Genoa-Atalanta 1-1: Del Grosso risponde a Floro Flores, salvezza più lontana per i rossoblù

Occasione sprecata, ancora una volta. E adesso la salvezza diventa una conquista. Quello che sembrava un obiettivo raggiungibile fino a qualche settimana fa, grazie alla scossa di energia attivata dall’arrivo di mister Davide Ballardini, si è trasformato nella più temibile delle minacce, soprattutto per una squadra non abituata a fronteggiarle. La partita con l’Atalanta doveva essere la svolta, doveva riportare a casa del grifone tre punti che avrebbero infuso nuova speranza dopo le continue cadute, rimettendo pressione al Siena. E invece, uno scialbo pareggio consegna ai toscani l’opportunità di scappare a più quattro punti, con un turno per loro favorevole domani pomeriggio, in casa, col Chievo.

La partita. Tutto è durato sette minuti, per la precisione. I tifosi avrebbero voluto che dopo il pareggio di Del Grosso la squadra si fosse prodigata per ritrovare un vantaggio meritato, ma non è stato possibile nemmeno illuderli particolarmente. Nonostante la rete iniziale di Floro Flores, subentrato all’assente Borriello, che inzucca di testa una punizione dalla trequarti, dando forse troppo presto l’impressione di una partita in discesa, una di quelle gare gestibili con un poco di fortuna, contro un avversario abbastanza tranquillo.
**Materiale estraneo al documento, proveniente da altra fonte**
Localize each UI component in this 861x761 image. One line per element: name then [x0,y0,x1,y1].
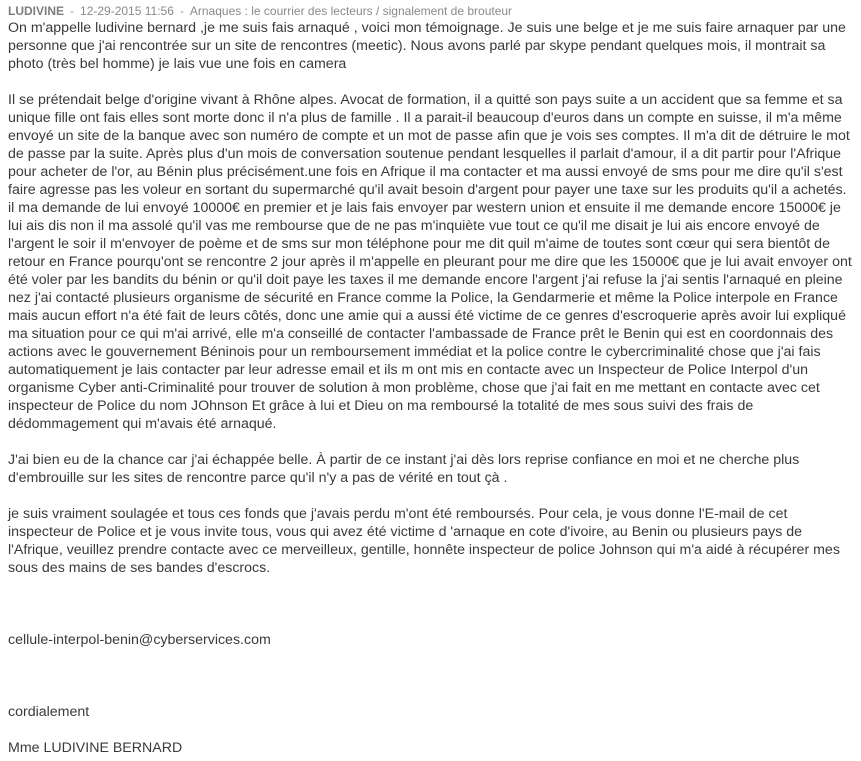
author-name[interactable]: LUDIVINE [8,4,65,18]
post-paragraph: On m'appelle ludivine bernard ,je me suis fais arnaqué , voici mon témoignage. Je suis une belge et je me suis faire arnaquer par une personne que j'ai rencontrée sur un site de rencontres (meetic). Nous avons parlé par skype pendant quelques mois, il montrait sa photo (très bel homme) je lais vue une fois en camera [8,20,846,72]
email-address [8,631,855,649]
post-meta [8,3,855,19]
post-paragraph: je suis vraiment soulagée et tous ces fonds que j'avais perdu m'ont été remboursés. Pour cela, je vous donne l'E-mail de cet inspecteur de Police et je vous invite tous, vous qui avez été victime d 'arnaque en cote d'ivoire, au Benin ou plusieurs pays de l'Afrique, veuillez prendre contacte avec ce merveilleux, gentille, honnête inspecteur de police Johnson qui m'a aidé à récupérer mes sous des mains de ses bandes d'escrocs. [8,506,840,576]
meta-separator: - [179,4,184,18]
post-body [8,19,855,757]
post-paragraph: Il se prétendait belge d'origine vivant à Rhône alpes. Avocat de formation, il a quitté son pays suite a un accident que sa femme et sa unique fille ont fais elles sont morte donc il n'a plus de famille . Il a parait-il beaucoup d'euros dans un compte en suisse, il m'a même envoyé un site de la banque avec son numéro de compte et un mot de passe afin que je vois ses comptes. Il m'a dit de détruire le mot de passe par la suite. Après plus d'un mois de conversation soutenue pendant lesquelles il parlait d'amour, il a dit partir pour l'Afrique pour acheter de l'or, au Bénin plus précisément.une fois en Afrique il ma contacter et ma aussi envoyé de sms pour me dire qu'il s'est faire agresse pas les voleur en sortant du supermarché qu'il avait besoin d'argent pour payer une taxe sur les produits qu'il a achetés. il ma demande de lui envoyé 10000€ en premier et je lais fais envoyer par western union et ensuite il me demande encore 15000€ je lui ais dis non il ma assolé qu'il vas me rembourse que de ne pas m'inquiète vue tout ce qu'il me disait je lui ais encore envoyé de l'argent le soir il m'envoyer de poème et de sms sur mon téléphone pour me dit quil m'aime de toutes sont cœur qui sera bientôt de retour en France pourqu'ont se rencontre 2 jour après il m'appelle en pleurant pour me dire que les 15000€ que je lui avait envoyer ont été voler par les bandits du bénin or qu'il doit paye les taxes il me demande encore l'argent j'ai refuse la j'ai sentis l'arnaqué en pleine nez j'ai contacté plusieurs organisme de sécurité en France comme la Police, la Gendarmerie et même la Police interpole en France mais aucun effort n'a été fait de leurs côtés, donc une amie qui a aussi été victime de ce genres d'escroquerie après avoir lui expliqué ma situation pour ce qui m'ai arrivé, elle m'a conseillé de contacter l'ambassade de France prêt le Benin qui est en coordonnais des actions avec le gouvernement Béninois pour un remboursement immédiat et la police contre le cybercriminalité chose que j'ai fais automatiquement je lais contacter par leur adresse email et ils m ont mis en contacte avec un Inspecteur de Police Interpol d'un organisme Cyber anti-Criminalité pour trouver de solution à mon problème, chose que j'ai fait en me mettant en contacte avec cet inspecteur de Police du nom JOhnson Et grâce à lui et Dieu on ma remboursé la totalité de mes sous suivi des frais de dédommagement qui m'avais été arnaqué. [8,92,852,432]
forum-category-link[interactable]: Arnaques : le courrier des lecteurs / signalement de brouteur [189,4,513,18]
meta-separator: - [70,4,75,18]
post-date: 12-29-2015 11:56 [80,4,174,18]
email-text: cellule-interpol-benin@cyberservices.com [8,632,271,648]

Invece, la beffa dopo nemmeno centoventi secondi. Come a manifestare l’assoluta incapacità di ottenere anche virtualmente tre punti, di gestire un risultato favorevole, di mettersi al sicuro. Il resto della partita è andato oltre a ritmi blandi, con poche vere accelerazioni degne di nota, che nel primo tempo toccano i piedi di Floro, come il tiro sulla traversa, al minuto quarantatré.

La ripresa non vede mutare il copione. Manca grinta. Si cerca il jolly: entra Nadarevic e anche Immobile, assetato di rivincita, che si distingue per impegno rispetto al resto dei compagni, troppo compassati e senza la minima grinta, per essere il Genoa immerso nella lotta per rimanere in serie A. La Nord, non a caso, rumoreggia. Bertolacci, alla mezz’ora, apre il piattone ma la palla sfiora il palo, niente di più. Entra anche Rigoni per un impalpabile Jankovic. L’Atalanta perde tempo, ma non va in difficoltà, e anzi riesce pure a gestire il pallone. Qualche sortita di Immobile non premiata e la partita si accomoda fino al triplice fischio di Giannoccaro per il pareggio finale.

Gare come questa non possono generare analisi di particolare profondità. L’atteggiamento che Ballardini fu in grado (giusto parlare al passato) di istillare nei suoi ragazzi è ancora un miraggio, da diverse settimane. Quello che ha colpito oggi è la mollezza dell’approccio: il Genoa non è stato mai all’altezza del suo nome, dei suoi tifosi, non ha fatto molto per potersi rammaricare dopo questo risultato. Il guaio è questo, infatti. Non ci sono grossi rimpianti proprio perché di occasioni non ne sono state create. E per una squadra che deve rimanere in massima serie ciò è inquietante.